The malfunction was blamed on the "complicated lunar surface environment". The problem emerged just before the rover was to enter its second dormancy at lunar night, Xinhua reported.
Chang'e-3 probe's lander, another part of the moon roving mission, "fell asleep" hours before Jade Rabbit malfunctioned.
The lander and the rover had been dormant for two weeks over the first lunar night of the mission, when the solar panels cannot recharge.
Jade Rabbit was separated from lander on 15 December, hours after the Chang'e-3 probe landed on the Moon's Sinus Iridum, or the Bay of Rainbows.
The rover is equipped with a panorama camera, a particle X-ray and infrared imaging device and radar through which it obtains scientific data.
As the first dormant stage passed, the lander's ultraviolet camera observed the plasmasphere over the Earth, according to China's State Administration of Science, Technology and Industry for National Defence.

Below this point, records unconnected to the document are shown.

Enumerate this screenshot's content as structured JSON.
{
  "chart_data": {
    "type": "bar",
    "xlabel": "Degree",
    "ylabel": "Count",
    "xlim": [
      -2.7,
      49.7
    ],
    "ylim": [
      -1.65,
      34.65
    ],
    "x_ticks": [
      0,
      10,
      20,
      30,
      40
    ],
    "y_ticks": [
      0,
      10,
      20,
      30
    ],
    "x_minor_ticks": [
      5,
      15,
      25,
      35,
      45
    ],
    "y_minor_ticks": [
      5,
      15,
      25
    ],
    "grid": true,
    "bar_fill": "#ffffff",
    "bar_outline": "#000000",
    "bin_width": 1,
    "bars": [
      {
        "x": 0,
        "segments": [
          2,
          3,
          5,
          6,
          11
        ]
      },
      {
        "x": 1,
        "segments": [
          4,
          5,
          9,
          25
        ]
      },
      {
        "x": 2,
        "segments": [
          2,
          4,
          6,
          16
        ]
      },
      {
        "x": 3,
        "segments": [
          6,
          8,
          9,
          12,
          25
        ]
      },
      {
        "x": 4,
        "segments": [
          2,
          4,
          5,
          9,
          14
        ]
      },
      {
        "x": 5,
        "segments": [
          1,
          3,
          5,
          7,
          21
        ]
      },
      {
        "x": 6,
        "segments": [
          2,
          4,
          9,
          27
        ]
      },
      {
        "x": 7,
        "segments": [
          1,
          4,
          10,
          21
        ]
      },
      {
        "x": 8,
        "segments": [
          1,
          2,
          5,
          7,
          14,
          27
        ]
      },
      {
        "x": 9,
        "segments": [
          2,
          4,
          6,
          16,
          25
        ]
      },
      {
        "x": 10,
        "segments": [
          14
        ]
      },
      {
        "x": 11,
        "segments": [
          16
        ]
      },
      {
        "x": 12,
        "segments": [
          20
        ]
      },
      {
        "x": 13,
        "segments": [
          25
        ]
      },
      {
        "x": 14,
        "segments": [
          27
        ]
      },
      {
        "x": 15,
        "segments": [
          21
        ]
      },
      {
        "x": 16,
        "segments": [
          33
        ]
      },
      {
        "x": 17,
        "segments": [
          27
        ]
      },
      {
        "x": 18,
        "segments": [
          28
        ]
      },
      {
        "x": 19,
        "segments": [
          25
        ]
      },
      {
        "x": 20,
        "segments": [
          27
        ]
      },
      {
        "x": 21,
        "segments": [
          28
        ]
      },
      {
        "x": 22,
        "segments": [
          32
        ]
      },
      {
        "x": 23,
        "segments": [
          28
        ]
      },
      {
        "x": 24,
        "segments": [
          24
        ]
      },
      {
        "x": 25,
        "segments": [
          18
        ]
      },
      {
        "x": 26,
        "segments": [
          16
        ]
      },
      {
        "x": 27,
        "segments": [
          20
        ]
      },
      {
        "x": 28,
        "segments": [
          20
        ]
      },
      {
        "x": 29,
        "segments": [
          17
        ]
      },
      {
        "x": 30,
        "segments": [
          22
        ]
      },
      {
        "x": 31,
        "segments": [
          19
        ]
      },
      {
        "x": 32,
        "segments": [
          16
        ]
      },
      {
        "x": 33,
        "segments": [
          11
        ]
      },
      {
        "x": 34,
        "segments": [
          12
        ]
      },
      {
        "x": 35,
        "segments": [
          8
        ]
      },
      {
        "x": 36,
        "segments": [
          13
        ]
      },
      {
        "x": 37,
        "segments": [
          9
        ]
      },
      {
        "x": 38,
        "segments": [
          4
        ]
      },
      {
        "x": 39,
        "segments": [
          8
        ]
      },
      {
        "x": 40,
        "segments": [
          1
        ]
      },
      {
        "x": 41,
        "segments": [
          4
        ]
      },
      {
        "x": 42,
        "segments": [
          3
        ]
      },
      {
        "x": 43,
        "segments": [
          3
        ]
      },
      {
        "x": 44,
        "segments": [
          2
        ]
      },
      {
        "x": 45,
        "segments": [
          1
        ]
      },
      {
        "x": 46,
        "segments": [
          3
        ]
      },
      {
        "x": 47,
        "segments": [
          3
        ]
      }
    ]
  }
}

The Chang'e-3 probe makes China the first country to successfully accomplish a soft landing on the lunar surface since the former Soviet Union's mission in 1976, and the third country to send a lunar rover to the moon after the US and the USSR.
The rover was to survey the moon's geological structure and look for natural resources for three months, while the lander was assigned to conduct in-situ exploration at the landing site for one year.
Both the rover and the lander have performed well until now, enduring temperatures that reached -180°C during the previous lunar night.